Lahore, on April 26th, is uncharacteristically quiet. A stricter lockdown in various parts of Lahore was imposed on April 12th. The same will be implementable in all those parts of Pakistan where the number of suspected cases is high. People of Lahore seem to be resigned to the sheer enormity of the pandemic. It will end, but ‘when’ is the question everyone has, and not many wish to ask that repeatedly.
The affluent of Lahore are in a stunned restlessness. Nestled in their opulent houses, many of them are busy trying to find meaning in existence that is sans travel, parties, eating out and running business houses. Some of them find refuge in prayer. Some find validation through posts of their cooking and doing things millions of people do every day in a coronavirus-free world.

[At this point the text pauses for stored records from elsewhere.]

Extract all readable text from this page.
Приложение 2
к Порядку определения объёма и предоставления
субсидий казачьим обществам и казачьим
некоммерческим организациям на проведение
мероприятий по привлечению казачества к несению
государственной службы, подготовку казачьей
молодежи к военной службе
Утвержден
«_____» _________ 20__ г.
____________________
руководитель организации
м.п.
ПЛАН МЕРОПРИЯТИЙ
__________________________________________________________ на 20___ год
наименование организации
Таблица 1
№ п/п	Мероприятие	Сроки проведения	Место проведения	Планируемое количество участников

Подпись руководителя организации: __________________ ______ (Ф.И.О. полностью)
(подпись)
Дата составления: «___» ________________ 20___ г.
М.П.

The middle class of Lahore are in an unusual conundrum. Despite the lifelong conditioning of keeping the façade of we-have-enough and dignified acceptance, now the anxiety is palpable. Their tightly-managed budgets are in disarray at the time when most businesses are on pause and monthly incomes through salaries have dried up.
The poor of Lahore are a heroic lot. Having been used to meagre daily, weekly or monthly wages, most of which have vanished in the time of coronavirus, large families clustered together in tiny houses are living their bleak lives clueless about tomorrow. Government and generous citizens are helping, but not even the best-intentioned help reach everyone.
In Pakistan, where the summer is almost eight months long in many parts of the country, staying indoors for a long period is not just a physical impossibility for the underprivileged millions, it is a huge emotional liability. Summer beckons, and fear of a continued lockdown heightens insecurity: Kal kya hoga? (What will happen tomorrow?)
In my home, my son and my family, our resident domestic staff, who is like our family, and my two dogs, are in self-isolation. But we are together, and that is what matters even when we agonise over disruption of many things—education, work and regular income. Our lives have hit the pause button. Our bonding has deepened, our talks are more meaningful, our disagreements are less acrimonious, our silences are increasingly comfortable.